Aktenzeichen 27 O 7616/16
BGB § 13, § 355 Abs. 2 S. 1, § 492, § 495 Abs. 1
Leitsatz
1. Aus der Formulierung „Der Lauf der Frist für den Widerruf beginnt einen Tag, nachdem mir eine Vertragsurkunde, mein schriftlicher Vertragsantrag oder eine Abschrift der Vertragsurkunde oder meines Vertragsantrags [bzw. Vertragsantrages], jeweils mit dieser Widerrufsbelehrung zur Verfügung gestellt wurde” – wird für den unbefangenen und durchschnittlichen Kunden ersichtlich, dass es für den Beginn des Widerrufsrechts neben der Aushändigung der Widerrufsbelehrung auch der Aushändigung einer vom Kunden abgegebenen Willenserklärung bedarf, entweder einer von beiden Seiten gezeichneten Vertragsurkunde oder zumindest eines schriftlichen Vertragsantrags des Kunden. (Rn. 39) (redaktioneller Leitsatz)
2. Bis zum 11.06.2010 bestand keine Pflicht zur Belehrung über die Widerrufsfolgen. Daraus folgt, dass eine Belehrung auch zutreffend ist, wenn lediglich über die Pflichten des Verbrauchers, nicht aber auf dessen Rechte hingewiesen wurde. (Rn. 40) (redaktioneller Leitsatz)
Tenor
1. Die Klage wird abgewiesen.
2. Die Kläger haben die Kosten des Rechtsstreits zu tragen.

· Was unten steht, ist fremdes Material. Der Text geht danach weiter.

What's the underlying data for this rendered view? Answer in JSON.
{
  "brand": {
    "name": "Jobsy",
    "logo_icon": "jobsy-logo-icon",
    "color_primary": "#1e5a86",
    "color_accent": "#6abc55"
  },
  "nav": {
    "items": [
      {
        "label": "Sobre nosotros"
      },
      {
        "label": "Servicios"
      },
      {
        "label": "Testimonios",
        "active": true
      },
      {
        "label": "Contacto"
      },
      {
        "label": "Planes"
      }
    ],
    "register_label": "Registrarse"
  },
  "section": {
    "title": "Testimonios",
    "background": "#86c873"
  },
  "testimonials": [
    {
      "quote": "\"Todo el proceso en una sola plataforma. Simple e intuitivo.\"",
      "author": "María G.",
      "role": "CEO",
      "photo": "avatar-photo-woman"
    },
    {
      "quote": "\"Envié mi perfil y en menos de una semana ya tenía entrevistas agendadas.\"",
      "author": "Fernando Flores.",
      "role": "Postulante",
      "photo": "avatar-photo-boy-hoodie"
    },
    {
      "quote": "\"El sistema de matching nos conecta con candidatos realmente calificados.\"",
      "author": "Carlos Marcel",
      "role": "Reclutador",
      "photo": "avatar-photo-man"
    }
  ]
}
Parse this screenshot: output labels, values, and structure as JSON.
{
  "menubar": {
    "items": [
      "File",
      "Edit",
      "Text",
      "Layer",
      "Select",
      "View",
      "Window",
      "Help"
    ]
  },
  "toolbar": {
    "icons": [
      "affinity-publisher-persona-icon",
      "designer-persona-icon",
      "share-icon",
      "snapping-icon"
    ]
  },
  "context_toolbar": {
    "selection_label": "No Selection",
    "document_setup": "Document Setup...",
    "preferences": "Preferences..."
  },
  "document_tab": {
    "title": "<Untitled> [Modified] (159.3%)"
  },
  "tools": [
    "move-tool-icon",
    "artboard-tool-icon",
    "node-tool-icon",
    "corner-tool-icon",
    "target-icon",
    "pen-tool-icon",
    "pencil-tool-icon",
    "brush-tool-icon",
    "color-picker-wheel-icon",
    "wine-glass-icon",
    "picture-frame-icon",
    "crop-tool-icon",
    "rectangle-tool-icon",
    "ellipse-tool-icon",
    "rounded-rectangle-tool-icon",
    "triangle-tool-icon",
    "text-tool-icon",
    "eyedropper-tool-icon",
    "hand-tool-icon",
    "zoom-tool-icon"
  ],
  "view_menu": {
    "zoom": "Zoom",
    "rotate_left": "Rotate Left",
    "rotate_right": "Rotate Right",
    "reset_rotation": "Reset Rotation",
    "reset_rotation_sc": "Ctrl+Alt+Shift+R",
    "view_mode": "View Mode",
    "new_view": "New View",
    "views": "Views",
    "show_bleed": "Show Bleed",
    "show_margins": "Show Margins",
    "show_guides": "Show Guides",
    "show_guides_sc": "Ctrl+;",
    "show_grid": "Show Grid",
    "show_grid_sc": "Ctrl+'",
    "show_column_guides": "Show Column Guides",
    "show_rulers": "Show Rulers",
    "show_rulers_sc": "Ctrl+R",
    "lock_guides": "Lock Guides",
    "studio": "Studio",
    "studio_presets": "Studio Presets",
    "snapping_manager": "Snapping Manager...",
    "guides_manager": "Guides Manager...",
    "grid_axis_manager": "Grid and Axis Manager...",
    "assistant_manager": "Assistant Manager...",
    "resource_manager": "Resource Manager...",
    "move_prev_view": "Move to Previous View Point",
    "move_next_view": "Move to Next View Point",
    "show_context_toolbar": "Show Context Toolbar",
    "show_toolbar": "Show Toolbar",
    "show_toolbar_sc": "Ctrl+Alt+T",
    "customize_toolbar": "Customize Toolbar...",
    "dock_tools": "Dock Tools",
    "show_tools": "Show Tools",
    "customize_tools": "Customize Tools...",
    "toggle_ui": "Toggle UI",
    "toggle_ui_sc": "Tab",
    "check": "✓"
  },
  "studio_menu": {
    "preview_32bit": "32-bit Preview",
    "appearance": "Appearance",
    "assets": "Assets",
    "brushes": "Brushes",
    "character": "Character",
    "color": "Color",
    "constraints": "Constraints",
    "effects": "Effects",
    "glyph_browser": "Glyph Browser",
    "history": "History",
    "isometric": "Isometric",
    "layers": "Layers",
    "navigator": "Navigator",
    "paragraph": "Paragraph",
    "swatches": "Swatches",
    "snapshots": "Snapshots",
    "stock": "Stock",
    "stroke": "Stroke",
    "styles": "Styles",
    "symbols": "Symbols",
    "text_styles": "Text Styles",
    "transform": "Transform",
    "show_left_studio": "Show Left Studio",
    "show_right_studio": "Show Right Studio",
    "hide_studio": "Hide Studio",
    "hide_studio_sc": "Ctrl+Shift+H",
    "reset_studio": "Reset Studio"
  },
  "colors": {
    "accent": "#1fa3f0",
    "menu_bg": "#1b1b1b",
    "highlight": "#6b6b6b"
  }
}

3. Das Urteil ist für die Beklagte gegen Sicherheitsleistung in Höhe von 110 % des jeweils zu vollstreckenden Betrags vorläufig vollstreckbar.
Gründe
Die zulässige Klage ist unbegründet.
A
I. Die Kläger haben keine Ansprüche auf Rückabwicklung der Darlehensverträge, da sie ihre auf den Abschluss der Darlehensverträge gerichteten Willenserklärungen am 15.11.2014 nicht mehr wirksam widerrufen konnten. Die Widerrufsfrist war zu diesem Zeitpunkt längst abgelaufen.
1. Gemäß §§ 495 Abs. 1, 355 BGB a.F. stand den Klägern ein Widerrufsrecht zu, da es sich bei den streitgegenständlichen Darlehensverträgen um Verbraucherdarlehen handelt und die Darlehensnehmer als Verbraucher im Sinne von § 13 BGB die Verträge abgeschlossen haben.
2. Zum Zeitpunkt der Abgabe der Widerrufserklärung konnte das Widerrufsrecht jedoch nicht mehr wirksam ausgeübt werden, da die zweiwöchige Widerrufsfrist gemäß § 355 Abs. 1 S. 2 BGB a.F. bereits abgelaufen war. Die Kläger hatten zum Zeitpunkt der Widerrufserklärung kein unbefristetes Widerrufsrecht gemäß § 355 Abs. 3 S. 3 BGB a.F., da sie durch die Widerrufsbelehrung der Beklagten ordnungsgemäß belehrt wurden.
Die Widerrufsbelehrungen der Beklagten sind nicht fehlerhaft und haben die Kläger in ordnungsgemäßer Weise über ihr Widerrufsrecht belehrt. Die Anforderungen an eine Widerrufsbelehrung sind abschließend in § 355 Abs. 2 BGB a.F. normiert. Die Widerrufsbelehrungen der Beklagten erfüllen die gesetzlichen Anforderungen des § 355 BGB a.F. vollständig, so dass es auf die Frage der Schutzwirkung der BGB-InfoV nicht ankommt.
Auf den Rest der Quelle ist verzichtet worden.